We may not get Husky’s twin-cylinder Nuda 900 in the U.S., but that doesn’t mean that the Italy-based, German-owned company of Swedish origin is ignoring the street market on our side of the Atlantic. Its recent announcement of the TR650 Terra ($6999) )and TR650 Strada ($7499) dual-sport motorcycles gives us an indication of Husky’s future road-bike intent in the U.S., even if these bikes don’t drift too far from the company’s off-road roots.
The new TR650s don’t have the retro flavor of the Concept Baja and Moab single-cylinder show bikes revealed by Husqvarna during the past year. Instead, the TRs plainly take their inspiration from the Strada concept first shown last December.

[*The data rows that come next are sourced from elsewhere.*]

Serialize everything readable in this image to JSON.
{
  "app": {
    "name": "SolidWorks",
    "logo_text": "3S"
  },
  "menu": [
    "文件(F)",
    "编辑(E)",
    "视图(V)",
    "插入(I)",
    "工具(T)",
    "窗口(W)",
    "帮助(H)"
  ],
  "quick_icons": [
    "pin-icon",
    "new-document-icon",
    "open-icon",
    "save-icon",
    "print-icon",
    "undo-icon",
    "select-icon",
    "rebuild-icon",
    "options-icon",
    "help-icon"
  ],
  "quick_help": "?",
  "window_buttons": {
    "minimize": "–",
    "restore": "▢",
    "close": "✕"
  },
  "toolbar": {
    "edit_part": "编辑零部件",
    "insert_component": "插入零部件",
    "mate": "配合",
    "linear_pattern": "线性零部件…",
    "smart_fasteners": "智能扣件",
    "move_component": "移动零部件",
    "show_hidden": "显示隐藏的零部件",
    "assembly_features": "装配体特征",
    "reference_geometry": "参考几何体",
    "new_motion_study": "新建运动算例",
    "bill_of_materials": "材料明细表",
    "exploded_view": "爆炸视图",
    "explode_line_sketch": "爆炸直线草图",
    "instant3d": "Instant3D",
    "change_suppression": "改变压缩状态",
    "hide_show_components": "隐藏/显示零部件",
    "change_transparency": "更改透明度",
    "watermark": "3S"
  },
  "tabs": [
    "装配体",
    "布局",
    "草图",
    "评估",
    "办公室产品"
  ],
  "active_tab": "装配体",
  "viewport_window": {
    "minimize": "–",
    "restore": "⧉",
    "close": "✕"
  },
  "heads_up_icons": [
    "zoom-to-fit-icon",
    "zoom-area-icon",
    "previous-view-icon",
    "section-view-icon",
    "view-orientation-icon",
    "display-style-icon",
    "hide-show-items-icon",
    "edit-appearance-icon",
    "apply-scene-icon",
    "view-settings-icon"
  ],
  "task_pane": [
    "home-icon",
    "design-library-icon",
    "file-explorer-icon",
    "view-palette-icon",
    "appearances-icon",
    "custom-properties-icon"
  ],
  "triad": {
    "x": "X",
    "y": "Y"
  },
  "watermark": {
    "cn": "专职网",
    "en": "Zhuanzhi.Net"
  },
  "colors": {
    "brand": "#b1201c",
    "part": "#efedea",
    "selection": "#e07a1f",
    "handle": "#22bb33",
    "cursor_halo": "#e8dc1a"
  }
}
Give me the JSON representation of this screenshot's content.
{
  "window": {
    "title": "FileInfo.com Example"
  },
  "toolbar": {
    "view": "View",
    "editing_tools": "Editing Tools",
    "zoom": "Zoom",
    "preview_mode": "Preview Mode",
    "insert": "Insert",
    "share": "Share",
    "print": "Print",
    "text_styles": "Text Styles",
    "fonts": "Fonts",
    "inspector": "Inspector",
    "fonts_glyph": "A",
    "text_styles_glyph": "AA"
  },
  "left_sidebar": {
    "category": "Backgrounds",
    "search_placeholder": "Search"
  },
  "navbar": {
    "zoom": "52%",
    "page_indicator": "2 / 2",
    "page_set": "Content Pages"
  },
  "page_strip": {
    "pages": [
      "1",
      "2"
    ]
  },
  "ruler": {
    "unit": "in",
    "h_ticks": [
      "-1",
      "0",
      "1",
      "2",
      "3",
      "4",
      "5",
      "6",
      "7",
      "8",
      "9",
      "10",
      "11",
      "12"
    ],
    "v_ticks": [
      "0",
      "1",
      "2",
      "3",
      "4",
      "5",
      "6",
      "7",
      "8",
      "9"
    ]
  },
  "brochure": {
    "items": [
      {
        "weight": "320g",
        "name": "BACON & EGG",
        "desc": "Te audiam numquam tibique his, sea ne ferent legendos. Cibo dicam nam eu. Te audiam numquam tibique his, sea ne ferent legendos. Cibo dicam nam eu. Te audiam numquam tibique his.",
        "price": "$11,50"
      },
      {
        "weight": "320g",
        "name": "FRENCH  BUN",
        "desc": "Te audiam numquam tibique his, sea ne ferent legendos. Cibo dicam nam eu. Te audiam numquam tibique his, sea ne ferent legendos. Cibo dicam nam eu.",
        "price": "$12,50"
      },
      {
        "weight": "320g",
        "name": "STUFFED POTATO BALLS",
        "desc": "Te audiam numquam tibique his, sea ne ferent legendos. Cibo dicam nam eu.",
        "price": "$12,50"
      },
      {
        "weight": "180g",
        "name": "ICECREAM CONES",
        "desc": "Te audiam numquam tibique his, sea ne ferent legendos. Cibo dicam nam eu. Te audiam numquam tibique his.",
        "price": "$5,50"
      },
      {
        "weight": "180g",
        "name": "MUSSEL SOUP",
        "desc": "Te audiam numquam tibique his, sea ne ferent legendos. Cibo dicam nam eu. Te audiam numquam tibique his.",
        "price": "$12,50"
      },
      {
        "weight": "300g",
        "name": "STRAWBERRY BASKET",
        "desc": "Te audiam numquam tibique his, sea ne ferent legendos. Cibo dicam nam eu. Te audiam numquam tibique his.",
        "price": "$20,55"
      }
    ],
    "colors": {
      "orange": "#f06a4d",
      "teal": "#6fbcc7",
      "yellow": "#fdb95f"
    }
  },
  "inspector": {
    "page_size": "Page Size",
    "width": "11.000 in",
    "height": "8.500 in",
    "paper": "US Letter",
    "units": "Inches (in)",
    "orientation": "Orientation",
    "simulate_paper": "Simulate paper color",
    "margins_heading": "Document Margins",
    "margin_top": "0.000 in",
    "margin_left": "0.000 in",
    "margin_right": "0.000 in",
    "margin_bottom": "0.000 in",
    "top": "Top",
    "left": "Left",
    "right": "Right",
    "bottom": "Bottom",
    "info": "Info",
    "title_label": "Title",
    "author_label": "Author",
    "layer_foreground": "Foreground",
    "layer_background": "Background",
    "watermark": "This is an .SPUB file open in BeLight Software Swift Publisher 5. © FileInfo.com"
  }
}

Ties to parent company BMW have allowed Husqvarna to fast track these bikes to market: The 652cc Single that powers the Terra and Strada are based on BMW’s G650GS engine. Husky-specific modifications to the engine include an updated EFI system, revised cylinder head and piston, a higher compression ratio and new cams, which Husky claims helps the engine achieve 58 horsepower. Potential fuel efficiency is said to exceed 55 mpg. Drive is delivered through a five-speed transmission and cable-operated clutch.

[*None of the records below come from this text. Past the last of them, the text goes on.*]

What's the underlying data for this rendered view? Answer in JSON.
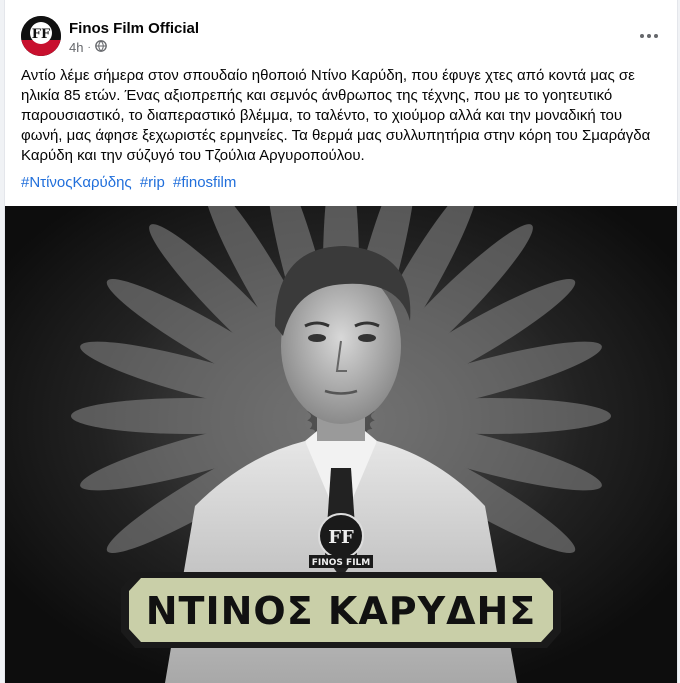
{
  "post": {
    "page_name": "Finos Film Official",
    "time": "4h",
    "body": "Αντίο λέμε σήμερα στον σπουδαίο ηθοποιό Ντίνο Καρύδη, που έφυγε χτες από κοντά μας σε ηλικία 85 ετών. Ένας αξιοπρεπής και σεμνός άνθρωπος της τέχνης, που με το γοητευτικό παρουσιαστικό, το διαπεραστικό βλέμμα, το ταλέντο, το χιούμορ αλλά και την μοναδική του φωνή, μας άφησε ξεχωριστές ερμηνείες. Τα θερμά μας συλλυπητήρια στην κόρη του Σμαράγδα Καρύδη και την σύζυγό του Τζούλια Αργυροπούλου.",
    "hashtags": [
      "#ΝτίνοςΚαρύδης",
      "#rip",
      "#finosfilm"
    ]
  },
  "image": {
    "logo_text": "FINOS FILM",
    "logo_monogram": "FF",
    "nameplate": "ΝΤΙΝΟΣ ΚΑΡΥΔΗΣ"
  },
  "icons": {
    "privacy": "globe-icon",
    "more": "more-horizontal-icon"
  },
  "colors": {
    "link": "#216fdb",
    "nameplate_bg": "#c9cfa8",
    "text_secondary": "#65676b"
  }
}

A key difference between the two models is rolling gear; the Terra rides on a dirt-worthier 21-inch front/18-in. rear wire-spoke-wheel combination, while the more street-oriented Strada has cast-aluminum wheels in 19-in./17-in. sizes. Another important distinction is that the Strada comes equipped with switchable ABS as standard; the system isn’t available on the Terra.

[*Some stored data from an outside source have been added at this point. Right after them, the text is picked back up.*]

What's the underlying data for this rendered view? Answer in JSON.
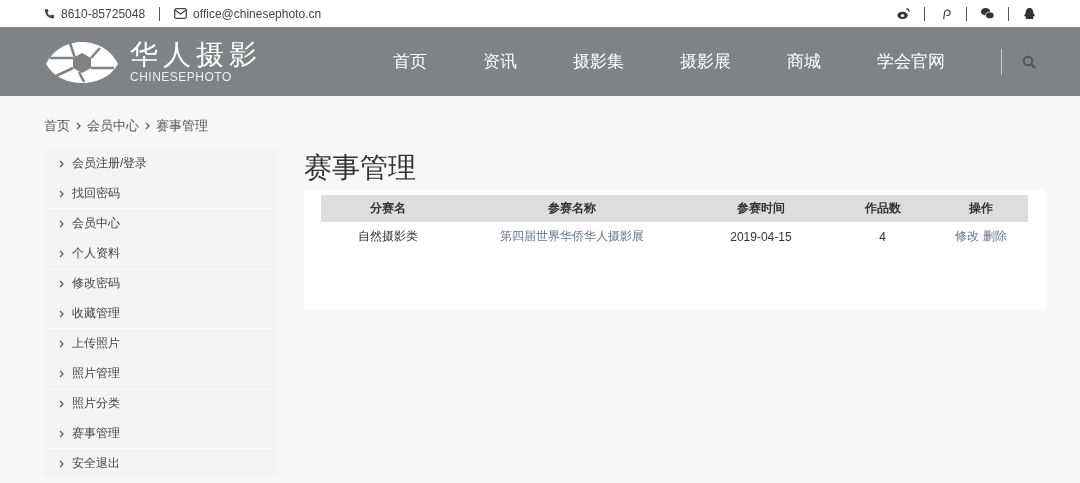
{
  "top_bar": {
    "phone": "8610-85725048",
    "email": "office@chinesephoto.cn"
  },
  "logo": {
    "title": "华人摄影",
    "subtitle": "CHINESEPHOTO"
  },
  "nav": [
    "首页",
    "资讯",
    "摄影集",
    "摄影展",
    "商城",
    "学会官网"
  ],
  "breadcrumb": [
    "首页",
    "会员中心",
    "赛事管理"
  ],
  "sidebar": {
    "items": [
      {
        "label": "会员注册/登录"
      },
      {
        "label": "找回密码"
      },
      {
        "label": "会员中心"
      },
      {
        "label": "个人资料"
      },
      {
        "label": "修改密码"
      },
      {
        "label": "收藏管理"
      },
      {
        "label": "上传照片"
      },
      {
        "label": "照片管理"
      },
      {
        "label": "照片分类"
      },
      {
        "label": "赛事管理"
      },
      {
        "label": "安全退出"
      }
    ]
  },
  "page_title": "赛事管理",
  "table": {
    "columns": [
      "分赛名",
      "参赛名称",
      "参赛时间",
      "作品数",
      "操作"
    ],
    "rows": [
      {
        "category": "自然摄影类",
        "entry": "第四届世界华侨华人摄影展",
        "date": "2019-04-15",
        "count": "4",
        "actions": [
          "修改",
          "删除"
        ]
      }
    ]
  }
}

A variety of accessories will be available from Husky, including low seats, heated grips and luggage. Single-cylinder adventure touring, anyone? Bikes are expected to arrive in dealerships this fall.
It makes us wonder what is in store for the Europe-only Nuda 900 platform. Could something like the Touratech Nuda-X-Cross raced at Erzberg be an indication of what Husky’s big Twin naked-streetbike could turn into? Given the popularity of larger, multi-cylinder adventure-touring bikes, it seems likely Husqvarna would take this direction, and the company could hardly ignore the U.S. market if it were to produce such a bike.